Chapter 2 “NEW STYLE (Introducing New Leading Figures)” picks up two new faces; James Kaoru Bury with his Chouchin Candle, which focuses on flame as a primitive light source, and Midori Kawano with her RGB_Light, which uses LEDs to design colors of shadows.
Next, in “ANOTHER WORLD” section, lighting designers Masanobu Takeishi and Aki Hayakawa introduced unique products such as the SAMBA-M, JBL Pulse 4, and Dyson Lightcycle Morph™. They talked about the design of each product and the technology that made it possible.
Chapter 3 “BACK TO THE FUTURE (Learning from Lighting’s Past and Thinking about the Future)” presents three videos. First, a video titled “Light Anywhere!!” explained about the “past to present of portable lights—lights that can be carried around,” from Nambu Tekki (ironware) handheld candlesticks and Odawara lanterns to various products designed by Ingo Maurer and the latest portable lights such as Ambientec. They concluded that as technology evolves, we should consider what people need in response, and that is the job of lighting experts.
Next, in a video titled “CUSTOM: The Custom-made Lighting,” the craftsmen presented their own commitments; Ricardo Lighting, which produces chandeliers; Hiyoshiya, which develops lighting fixtures using traditional Kyoto umbrella techniques; Kakishita Wood Works, which aims to create products that neither the craftsmen nor the user will tire of for decades; Sarue Glass, with its characteristic soft glass shape; and KISHU+, a lacquerware brand launched through a collaboration of four Kishu lacquerware production companies.
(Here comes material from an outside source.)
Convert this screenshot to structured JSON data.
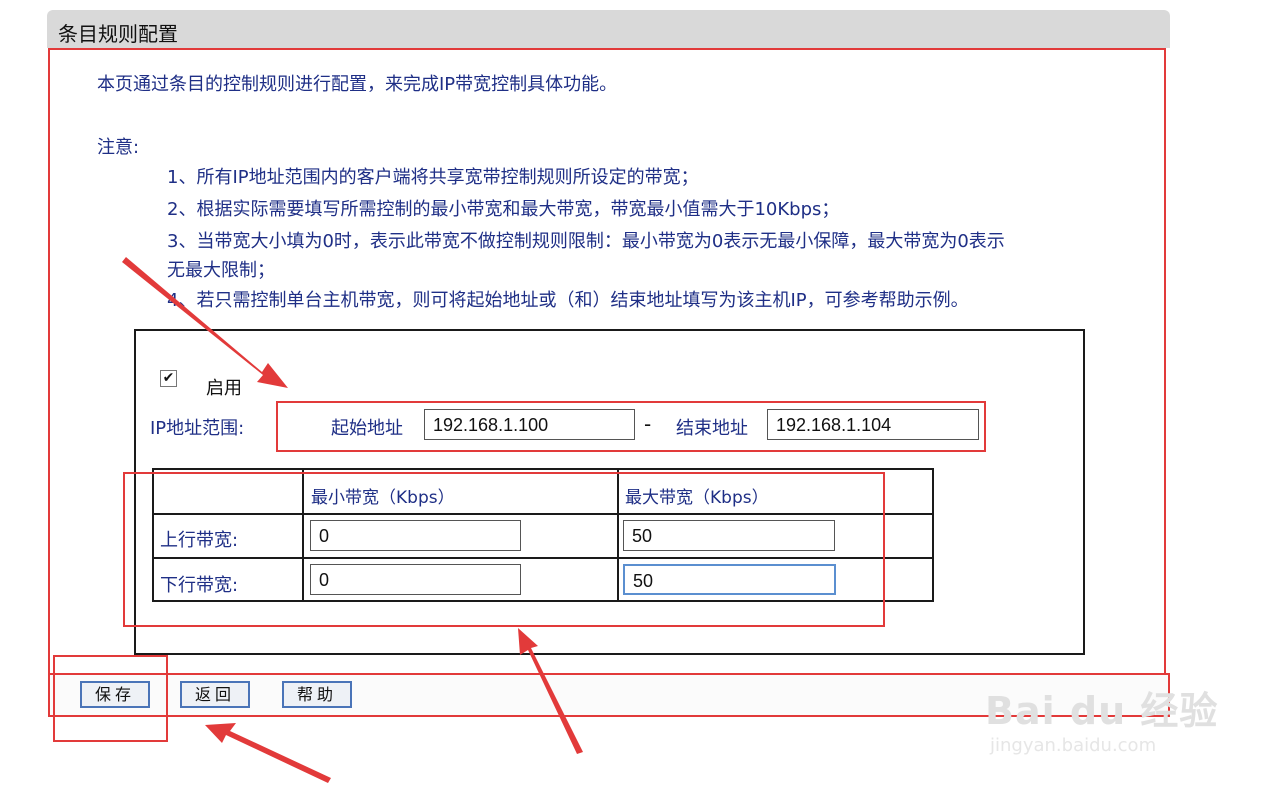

Lastly, lighting designers Kazuhiro Nagashima, Miho Konishi, and Hiroki Yagi, dressed as travelers of Edo period and visited the Yuishuku Tokaido Akari Museum in Shimizu Ward, Shizuoka City, in the video titled “Global Environmental Lighting Fixtures: SDGs in EDO.” The three designers experienced lighting fixtures from the Edo period through the Meiji and Taisho periods to the present. Ms. Konishi stated that the ability to actively control the light at one’s fingertips, rather than with a switch, and the fact that the Edo period, when goods did not enter the country due to isolation, created a life cycle of reuse, repair, and recycling, are things that should be conveyed once again in the modern age.
The two moderators stated that although times change, the relationship between people and light will always continue, and that it is lighting that creates new relationships of its time, and concluded by saying that through the seven videos, they could sense a new future for lighting fixtures and the lighting industry.